O elenco de bens é bastante variado: motocicletas, carros, picapes, ônibus, ambulâncias, caminhões, compactadores de lixo, retroescavadeiras, motoniveladoras e tratores de esteira.
Em setembro, o governo anunciou que o Calha Norte será transferido do Ministério da Defesa para o Ministério da Integração e do Desenvolvimento Regional a partir deste mês.
À época, o ministro da Defesa, José Mucio, justificou a medida sob o argumento de que a pasta “vinha fazendo um trabalho que é de Desenvolvimento Regional, fugindo da finalidade do nosso ministério”.
“As Forças Armadas devem trabalhar na área delas, não devem fazer o trabalho que vinham fazendo porque isso confundia, misturava as coisas, atrapalhava a nossa gestão”, afirmou.
“Estamos deixando de fazer o que não é do nosso ministério e nem temos conhecimento para isso, e meu desejo é que as Forças Armadas voltem para os quartéis para cumprirem suas obrigações”, completou.
Mucio endossou a avaliação das Forças Armadas, sobretudo do Exército, de que o Calha Norte tinha se transformado num festival de emendas para outros fins que não os militares, como a construção de praças, quadras e espaços esportivos.
Uma série de empreendimentos desses dá voto, nas palavras de um integrante do Alto Comando do Exército. Mas, abrigados na pasta de Defesa, davam a impressão de que eram verbas para as Forças Armadas.
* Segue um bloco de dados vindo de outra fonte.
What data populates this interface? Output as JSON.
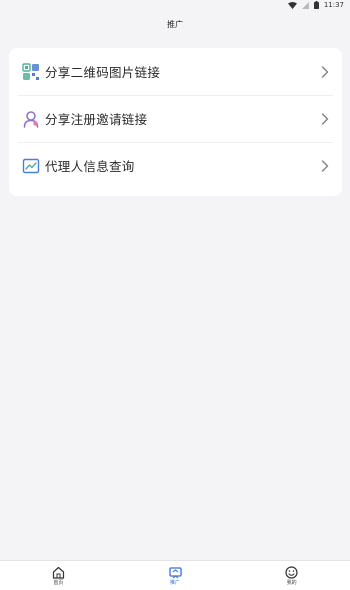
{
  "status_bar": {
    "time": "11:37"
  },
  "header": {
    "title": "推广"
  },
  "menu": [
    {
      "label": "分享二维码图片链接",
      "icon": "qrcode-icon"
    },
    {
      "label": "分享注册邀请链接",
      "icon": "user-icon"
    },
    {
      "label": "代理人信息查询",
      "icon": "chart-icon"
    }
  ],
  "tabbar": {
    "items": [
      {
        "label": "首页",
        "icon": "home-icon"
      },
      {
        "label": "推广",
        "icon": "promote-icon",
        "active": true
      },
      {
        "label": "我的",
        "icon": "smile-icon"
      }
    ]
  },
  "colors": {
    "accent": "#3a6fd8",
    "qr_green": "#4fb29a",
    "qr_blue": "#4b7fd6",
    "user_purple": "#8f6fd0",
    "background": "#f4f4f6"
  }
}
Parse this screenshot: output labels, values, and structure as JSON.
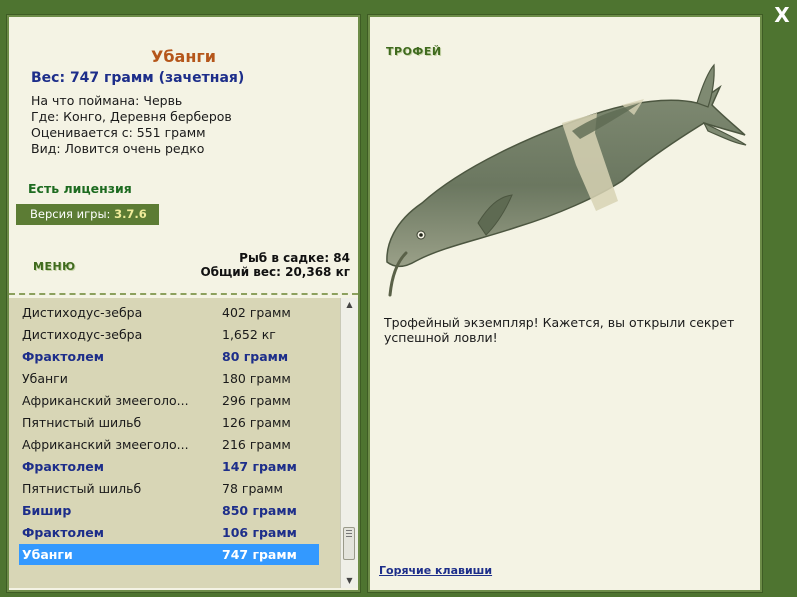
{
  "close_label": "X",
  "fish": {
    "title": "Убанги",
    "weight": "Вес: 747 грамм (зачетная)",
    "details": [
      "На что поймана: Червь",
      "Где: Конго, Деревня берберов",
      "Оценивается с: 551 грамм",
      "Вид: Ловится очень редко"
    ]
  },
  "license": "Есть лицензия",
  "version": {
    "label": "Версия игры: ",
    "value": "3.7.6"
  },
  "menu_label": "МЕНЮ",
  "cage": {
    "count": "Рыб в садке: 84",
    "total": "Общий вес: 20,368 кг"
  },
  "catch_list": [
    {
      "name": "Дистиходус-зебра",
      "weight": "402 грамм",
      "trophy": false,
      "selected": false
    },
    {
      "name": "Дистиходус-зебра",
      "weight": "1,652 кг",
      "trophy": false,
      "selected": false
    },
    {
      "name": "Фрактолем",
      "weight": "80 грамм",
      "trophy": true,
      "selected": false
    },
    {
      "name": "Убанги",
      "weight": "180 грамм",
      "trophy": false,
      "selected": false
    },
    {
      "name": "Африканский змееголо...",
      "weight": "296 грамм",
      "trophy": false,
      "selected": false
    },
    {
      "name": "Пятнистый шильб",
      "weight": "126 грамм",
      "trophy": false,
      "selected": false
    },
    {
      "name": "Африканский змееголо...",
      "weight": "216 грамм",
      "trophy": false,
      "selected": false
    },
    {
      "name": "Фрактолем",
      "weight": "147 грамм",
      "trophy": true,
      "selected": false
    },
    {
      "name": "Пятнистый шильб",
      "weight": "78 грамм",
      "trophy": false,
      "selected": false
    },
    {
      "name": "Бишир",
      "weight": "850 грамм",
      "trophy": true,
      "selected": false
    },
    {
      "name": "Фрактолем",
      "weight": "106 грамм",
      "trophy": true,
      "selected": false
    },
    {
      "name": "Убанги",
      "weight": "747 грамм",
      "trophy": true,
      "selected": true
    }
  ],
  "trophy": {
    "heading": "ТРОФЕЙ",
    "text": "Трофейный экземпляр! Кажется, вы открыли секрет успешной ловли!"
  },
  "hotkeys_link": "Горячие клавиши",
  "colors": {
    "frame_green": "#4e7430",
    "panel_bg": "#f4f3e4",
    "title_orange": "#b5561a",
    "trophy_blue": "#1d2e8a",
    "selection_blue": "#3399ff",
    "license_green": "#1d6b20"
  },
  "icons": {
    "close": "close-icon",
    "fish": "elephantfish-image",
    "scroll_up": "up-arrow-icon",
    "scroll_down": "down-arrow-icon"
  }
}
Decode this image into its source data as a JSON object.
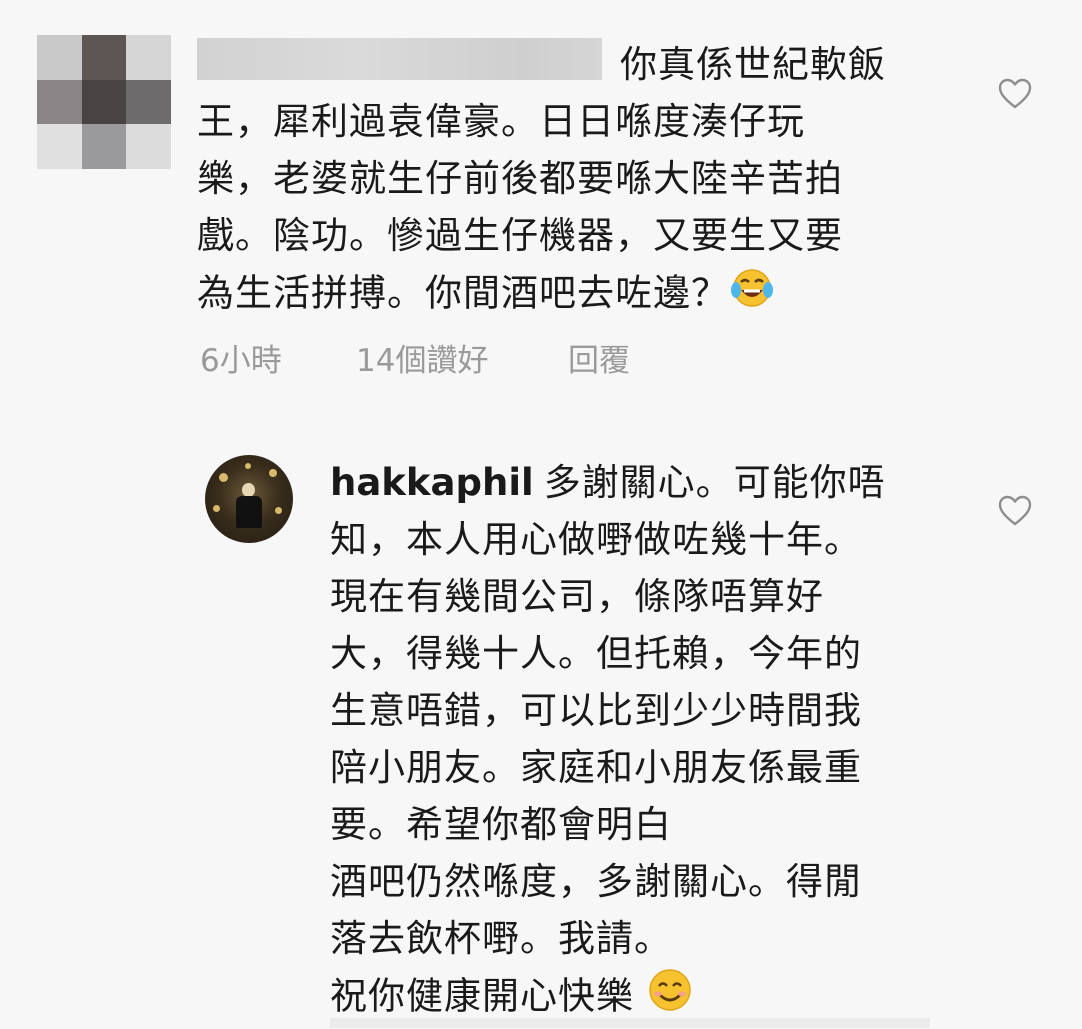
{
  "comment1": {
    "lines": [
      "你真係世紀軟飯",
      "王，犀利過袁偉豪。日日喺度湊仔玩",
      "樂，老婆就生仔前後都要喺大陸辛苦拍",
      "戲。陰功。慘過生仔機器，又要生又要",
      "為生活拼搏。你間酒吧去咗邊？"
    ],
    "emoji_icon": "face-with-tears-of-joy",
    "time": "6小時",
    "likes": "14個讚好",
    "reply": "回覆"
  },
  "comment2": {
    "username": "hakkaphil",
    "first_line": "多謝關心。可能你唔",
    "lines": [
      "知，本人用心做嘢做咗幾十年。",
      "現在有幾間公司，條隊唔算好",
      "大，得幾十人。但托賴，今年的",
      "生意唔錯，可以比到少少時間我",
      "陪小朋友。家庭和小朋友係最重",
      "要。希望你都會明白",
      "酒吧仍然喺度，多謝關心。得閒",
      "落去飲杯嘢。我請。",
      "祝你健康開心快樂"
    ],
    "emoji_icon": "smiling-face-with-smiling-eyes"
  },
  "colors": {
    "background": "#f7f7f7",
    "text": "#1a1a1a",
    "meta_text": "#9a9a9a",
    "heart_stroke": "#8e8e8e"
  }
}
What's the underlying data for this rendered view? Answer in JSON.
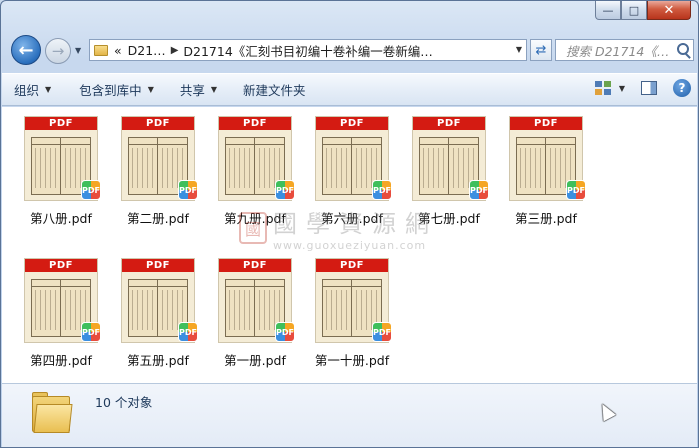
{
  "window": {
    "caption_buttons": {
      "minimize": "—",
      "maximize": "□",
      "close": "✕"
    }
  },
  "nav": {
    "back_symbol": "←",
    "forward_symbol": "→",
    "address": {
      "prefix": "«",
      "crumb_parent": "D21…",
      "crumb_current": "D21714《汇刻书目初编十卷补编一卷新编…"
    },
    "search_placeholder": "搜索 D21714《…"
  },
  "toolbar": {
    "organize": "组织",
    "include_in_library": "包含到库中",
    "share": "共享",
    "new_folder": "新建文件夹"
  },
  "watermark": {
    "seal_text": "國",
    "name": "國學資源網",
    "url": "www.guoxueziyuan.com"
  },
  "files": [
    {
      "thumb_label": "PDF",
      "badge": "PDF",
      "name": "第八册.pdf"
    },
    {
      "thumb_label": "PDF",
      "badge": "PDF",
      "name": "第二册.pdf"
    },
    {
      "thumb_label": "PDF",
      "badge": "PDF",
      "name": "第九册.pdf"
    },
    {
      "thumb_label": "PDF",
      "badge": "PDF",
      "name": "第六册.pdf"
    },
    {
      "thumb_label": "PDF",
      "badge": "PDF",
      "name": "第七册.pdf"
    },
    {
      "thumb_label": "PDF",
      "badge": "PDF",
      "name": "第三册.pdf"
    },
    {
      "thumb_label": "PDF",
      "badge": "PDF",
      "name": "第四册.pdf"
    },
    {
      "thumb_label": "PDF",
      "badge": "PDF",
      "name": "第五册.pdf"
    },
    {
      "thumb_label": "PDF",
      "badge": "PDF",
      "name": "第一册.pdf"
    },
    {
      "thumb_label": "PDF",
      "badge": "PDF",
      "name": "第一十册.pdf"
    }
  ],
  "status": {
    "count_text": "10 个对象"
  },
  "icons": {
    "folder": "folder-icon",
    "search": "search-icon",
    "refresh": "refresh-icon",
    "help": "help-icon",
    "view": "view-options-icon",
    "preview_pane": "preview-pane-icon"
  }
}
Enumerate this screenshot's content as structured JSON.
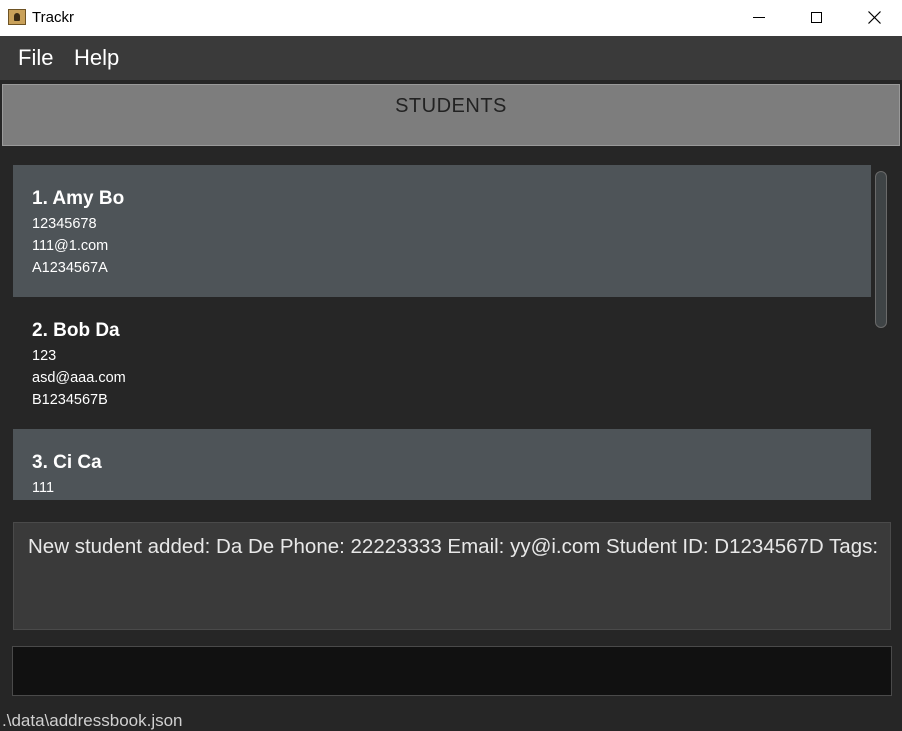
{
  "window": {
    "title": "Trackr"
  },
  "menu": {
    "file": "File",
    "help": "Help"
  },
  "list": {
    "header": "STUDENTS",
    "students": [
      {
        "index_name": "1.  Amy Bo",
        "phone": "12345678",
        "email": "111@1.com",
        "student_id": "A1234567A"
      },
      {
        "index_name": "2.  Bob Da",
        "phone": "123",
        "email": "asd@aaa.com",
        "student_id": "B1234567B"
      },
      {
        "index_name": "3.  Ci Ca",
        "phone": "111"
      }
    ]
  },
  "result": {
    "message": "New student added: Da De Phone: 22223333 Email: yy@i.com Student ID: D1234567D Tags:"
  },
  "command": {
    "value": "",
    "placeholder": ""
  },
  "status": {
    "path": ".\\data\\addressbook.json"
  },
  "colors": {
    "card_alt": "#4e5458",
    "background": "#262626",
    "menu": "#3a3a3a",
    "header": "#7d7d7d"
  }
}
Uma vez tomada a decisão de transferir o Calha Norte, a preocupação dos militares passou a ser como garantir que, num quadro de corte de gastos pelo Ministério da Fazenda, seja mantida a parte imprescindível do programa para conservar os pelotões de fronteira numa região estratégica para a defesa nacional.
Também se pensou o mesmo sobre outros projetos que recebem recursos do Calha Norte, como o dos navios-hospitais da Marinha que atendem populações ribeirinhas na porção setentrional da bacia amazônica.
A realocação desses recursos ainda estava para ser equacionada do ponto de vista burocrático e, em dezembro, havia receio entre militares de que ela pudesse adiar a transferência do Calha Norte para o Ministério da Integração.
A Folha perguntou ao Ministério da Defesa sobre o atual estágio da transferência e o aumento dos valores das emendas destinadas ao programa, mas a pasta não respondeu.